On the title of his new album:
“Love Surreal is a homage to an album I did that never came out, and I was going to name that A Love for Sale. And now that this album is coming out, it’s kind of surreal. It’s about finding passion and reigniting the fire that once was there and reaffirming love. The surrealism thing, I took from Salvador Dali. I was really trying to make music that you could visualize, as well as listen to.”
On the album cover artwork:
“Initially, we wanted to remake a Salvador Dali—of Dali and the skull. I worked with eOne’s art department and I worked with [photographer] Marc Baptiste, who took the photos.”

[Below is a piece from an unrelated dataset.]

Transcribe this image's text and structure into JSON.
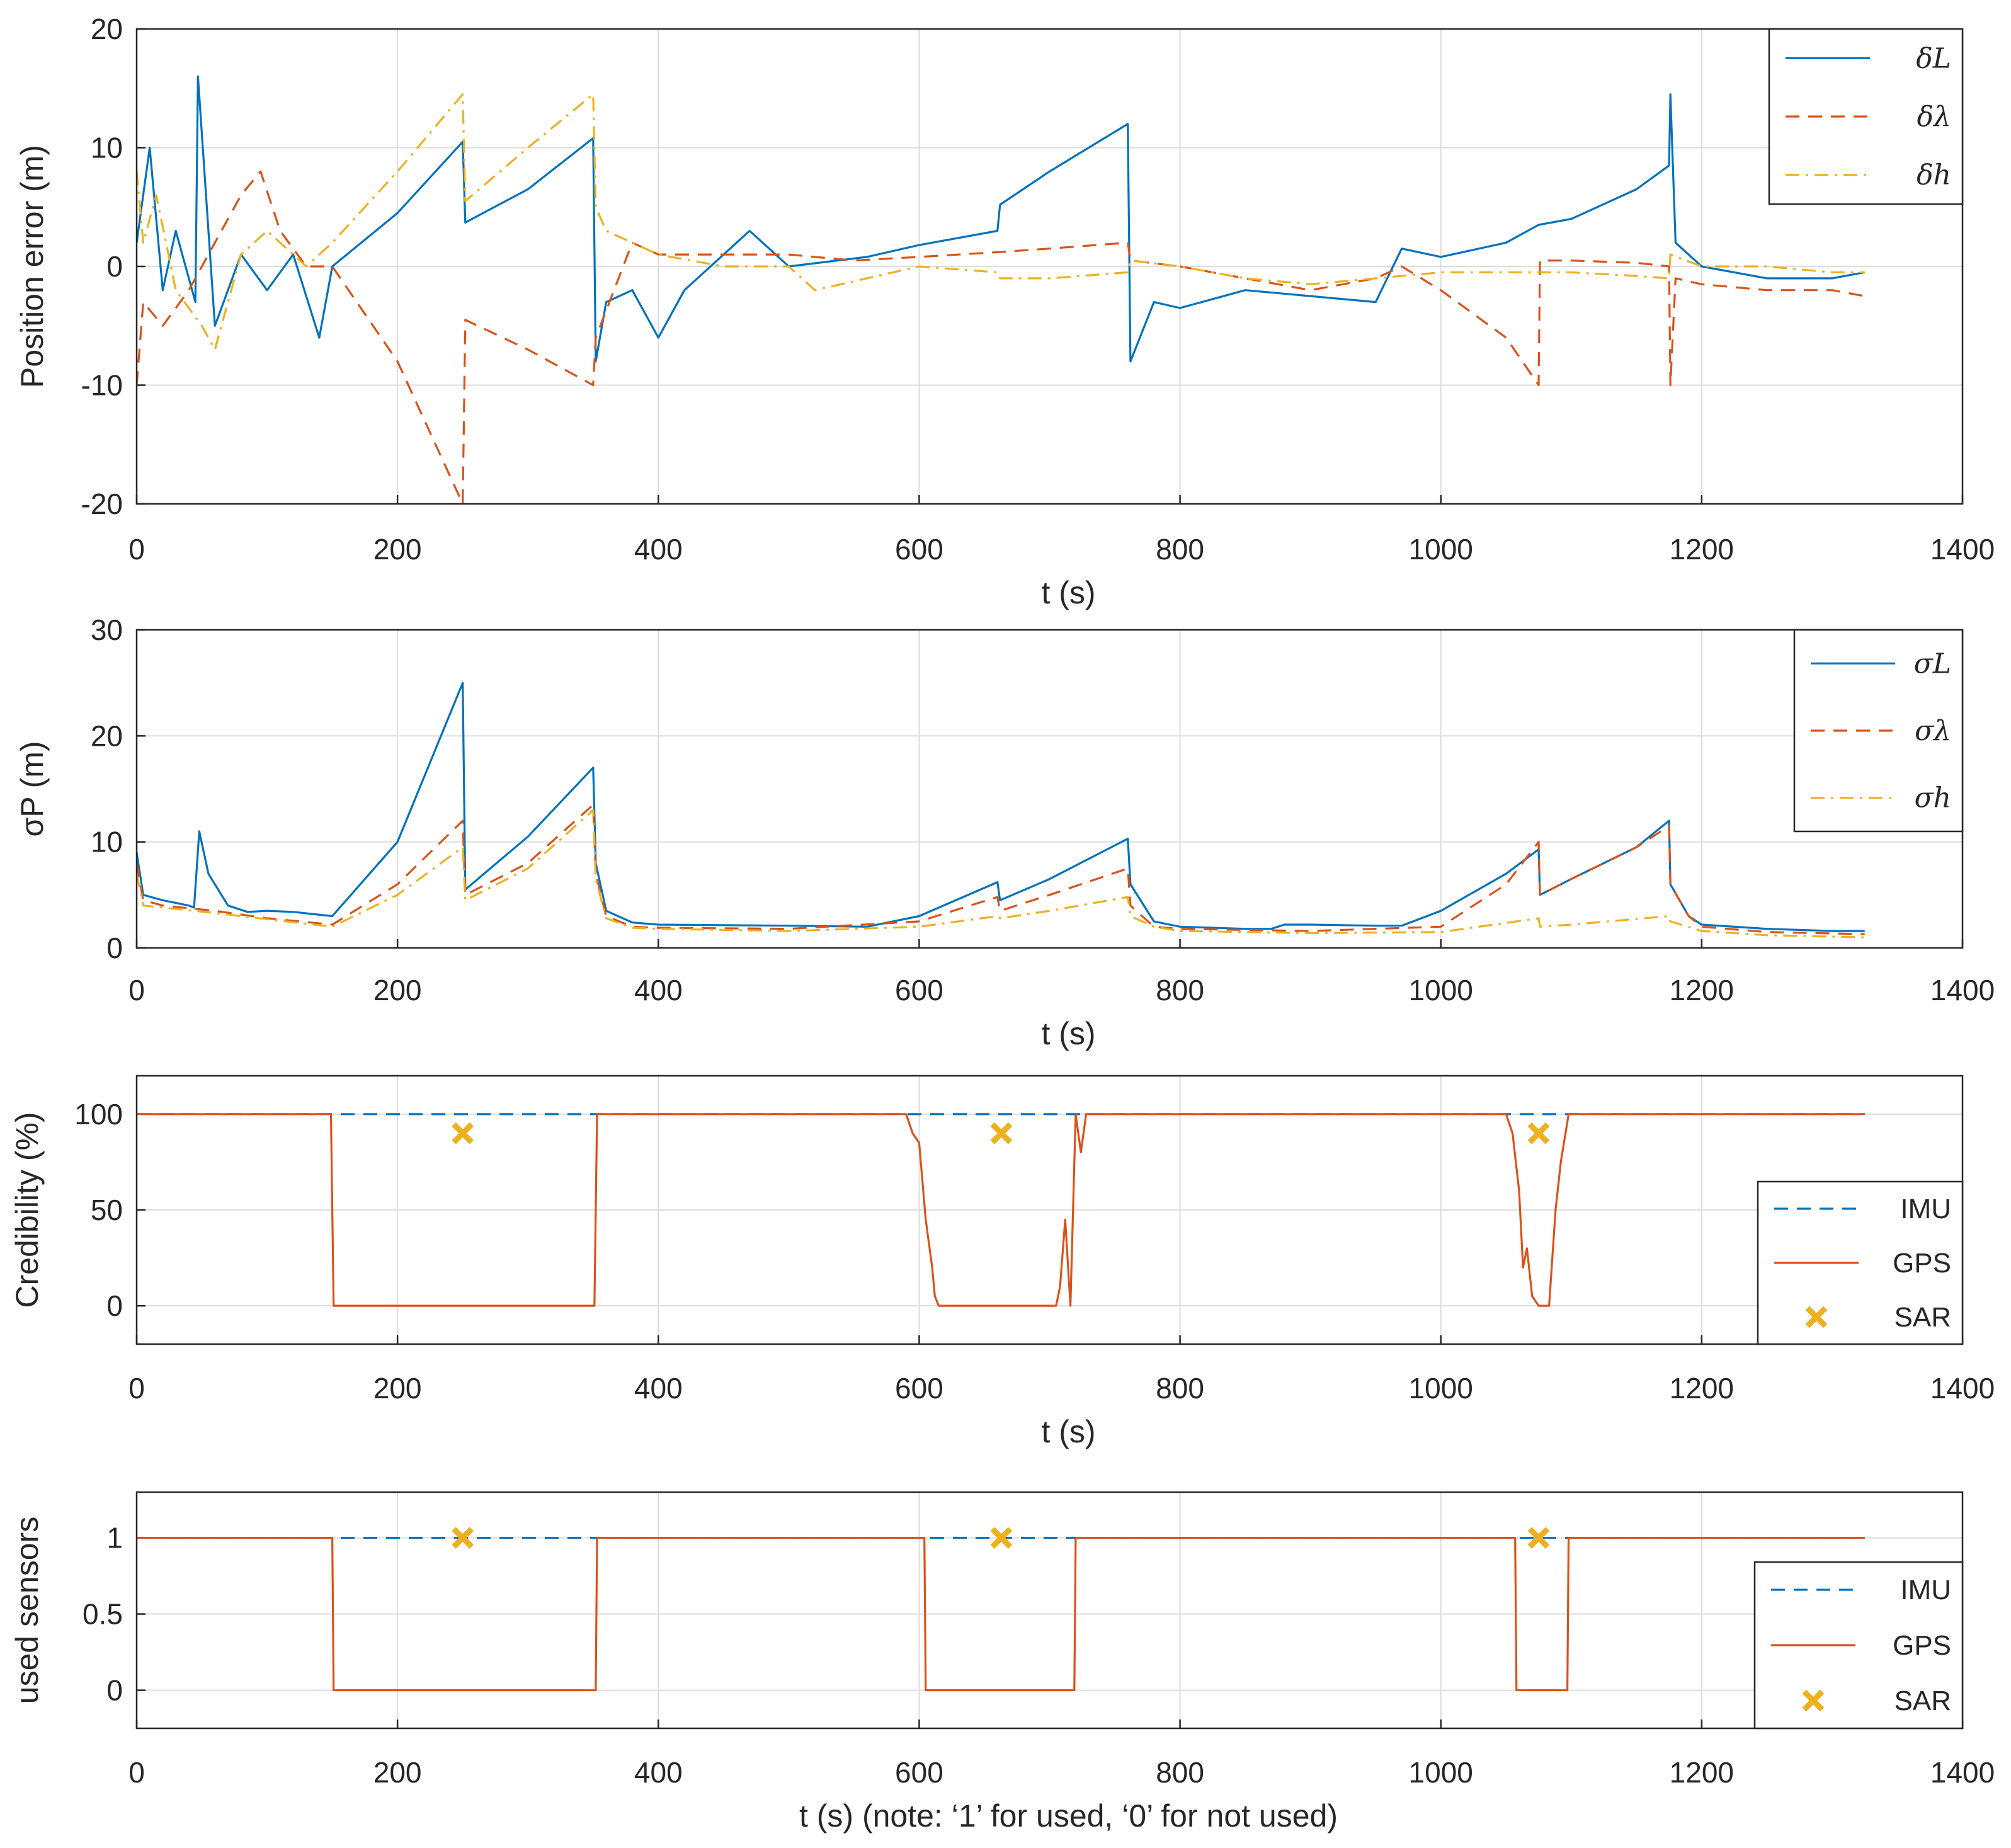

As was to be expected from a release event, the show was heavy on new material, all of which was enthusiastically received by the crowd. (Earlier songs were included, as well, though.) Bilal is the type of artist with fans in the truest sense of the word—fanatics who hang on his every note, applaud his every move. On stage, he seemed devoid of any trace of self-consciousness, but some of the more over-the-top vocals and antics that marked performances I had seen by him many years back were replaced with a more refined—but still fully dedicated—presence. Simply put, he is a phenomenal performer.
And the band? The band—keyboardist, guitarist, bassist, drummer, percussionist, and two background singers—was tight, rocking, and having what looked like a lot of fun. Bilal was clearly enjoying himself, as well, getting back on stage for an encore that seemed almost as long as the main show itself.
A Love Surreal will be released on February 26.